Evergreen Cemetery in Colfax could be renamed
By LeAnn R. Ralph
COLFAX — Everyone in this area knows it as Evergreen Cemetery, but as far as the plat maps are concerned, it is the Colfax Cemetery.
Since the sign at the cemetery says Evergreen but the maps all say Colfax Cemetery, the Colfax Village Board’s parks committee is wondering if the cemetery should be renamed.
Maybe it could be called “Colfax Evergreen Cemetery,” said Annie Schieber, village trustee and chair of the parks committee at the March 23 meeting.
Lynn Niggemann, village administrator-clerk-treasurer agreed that referencing both names might be the best solution.
“We do not want to ruffle any feathers by changing the name,” Schieber noted.
Ron Jasperson, a surveyor with Cedar Corporation who has been working on the plat of the cemetery, said that the plat maps all refer to it as Colfax Cemetery.
The third addition to the cemetery is on land that was previously used as a school forest.
Peoples State Bank deeded 28 acres to the Colfax school district in 1943 to be used for a school forest.
According to the warranty deed, the land was to be used by the school district for “reforestation purposes” and when the school district was no longer using the land for trees, the land could only be used for the cemetery.
The trees were removed from that area within the last ten years, and even though village officials had initially assumed that the village owned the new cemetery addition, the land still officially belonged to the Colfax school district.
The Colfax Board of Education approved deeding the property to the village in 2013.
The third addition to Evergreen Cemetery adds 2,450 burial lots and 480 cremation lots.
Find-A-Grave
A website called Find-A-Grave references the Colfax Cemetery but then links to Evergreen Cemetery.
Find-A-Grave is a project that includes cemeteries all across the United States. Volunteers have painstakingly photographed headstones, have recorded information and have entered that information into a database so that people who are looking for a specific grave in a specific cemetery can go on the Internet to find it.
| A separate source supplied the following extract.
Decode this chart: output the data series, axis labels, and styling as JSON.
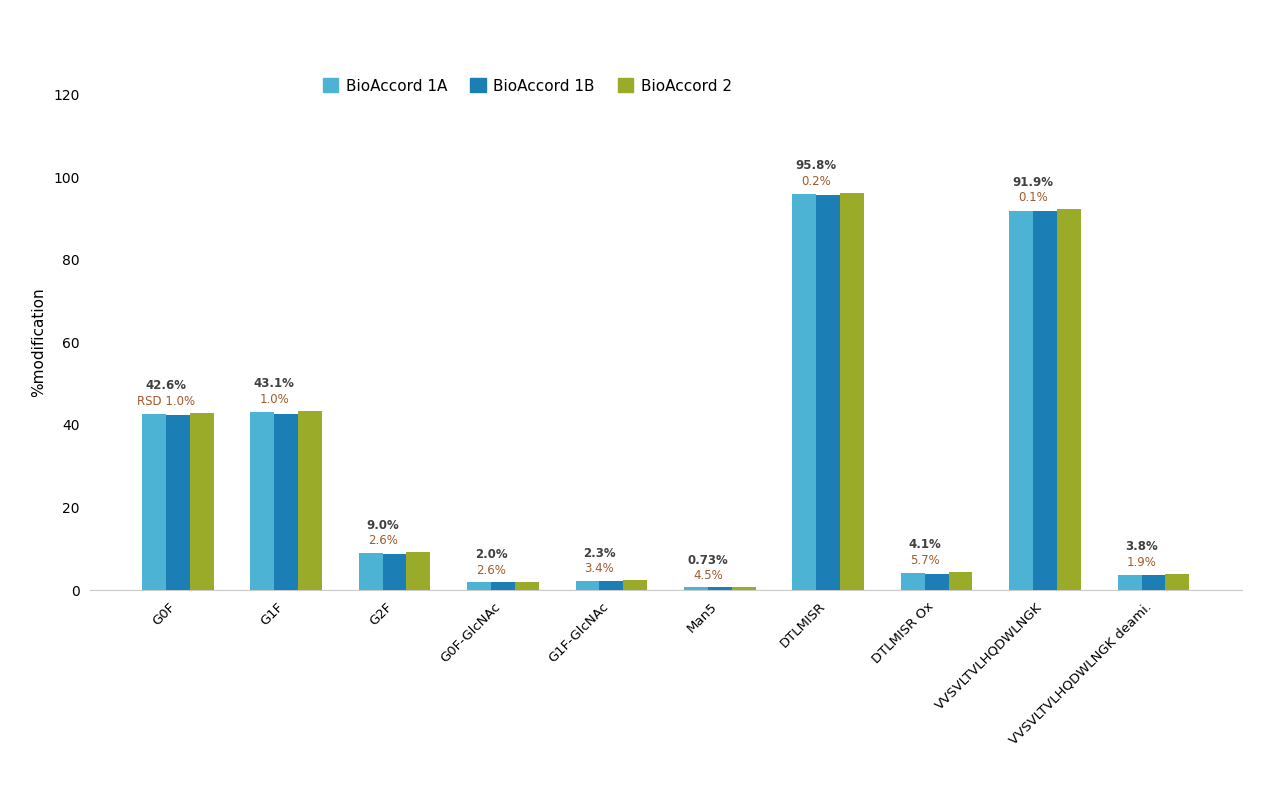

When it was mentioned that Evergreen Cemetery comes up on a Find-A-Grave when searching for the cemetery in Colfax, parks committee members wondered about adding a sign to the Evergreen Cemetery sign to the effect, “Also known as Colfax Cemetery.”
The cemetery in Menomonie by Lake Menomin listed on the National Register of Historic Places also is called Evergreen Cemetery, and committee members wondered if people, when researching family histories and genealogies, ever mixed up the two cemeteries and ended up coming to Colfax when they really wanted to find the Menomonie cemetery or vice versa.
If so, then perhaps calling it Colfax Evergreen Cemetery would be a way to distinguish the two cemeteries, they said.
Sheila Riemer, deputy clerk, will be taking over administration of the cemetery in Colfax.
Schieber and Riemer agreed to visit the cemetery to look at the existing sign and to perhaps make recommendations for a new sign incorporating “Colfax Evergreen Cemetery” or “Also known as Colfax Cemetery.”
The Third Addition to Evergreen Cemetery includes a spreading garden for ashes measuring 167 feet long by 36 feet wide.
Parks committee members discussed the possibility of putting in a bench in the spreading garden and perhaps planting some bushes and installing a fence around it.
New plat
The Colfax Village Board approved a contract with Cedar Corporation in the amount of $7,950 for surveying the cemetery in July of 2012.
Judge James Peterson approved a new plat for the second addition to Evergreen Cemetery in Colfax during a hearing in Dunn County Circuit Court in November of 2014.
The new plat of the cemetery was necessary to correct discrepancies between the plat map of the cemetery and what actually exists out at the cemetery.
According to the petition to the court, a number of discrepancies existed between the plat map and what is “on the ground” at the cemetery.
The second addition to Evergreen Cemetery was recorded at the Dunn County Register of Deeds office on July 24, 1945.
One problem with the old plat is that existing roadways did not match up with the roads indicated on the map and the road at the back of the cemetery covered several burial plots that had never been sold.
Another problem is that lot numbers established by the plat in Block 2 of the Second Addition did not match up with lot numbers used by the village. There were a total of 18 mis-numbered lots.
The petition also specified that the lots located in the roadway be vacated.
In addition, the village created and sold certain lots that did not exist in Block 2. The petition specified that the lots be renumbered and placed into the Third Addition.
The renumbering of the lots did not change their physical location.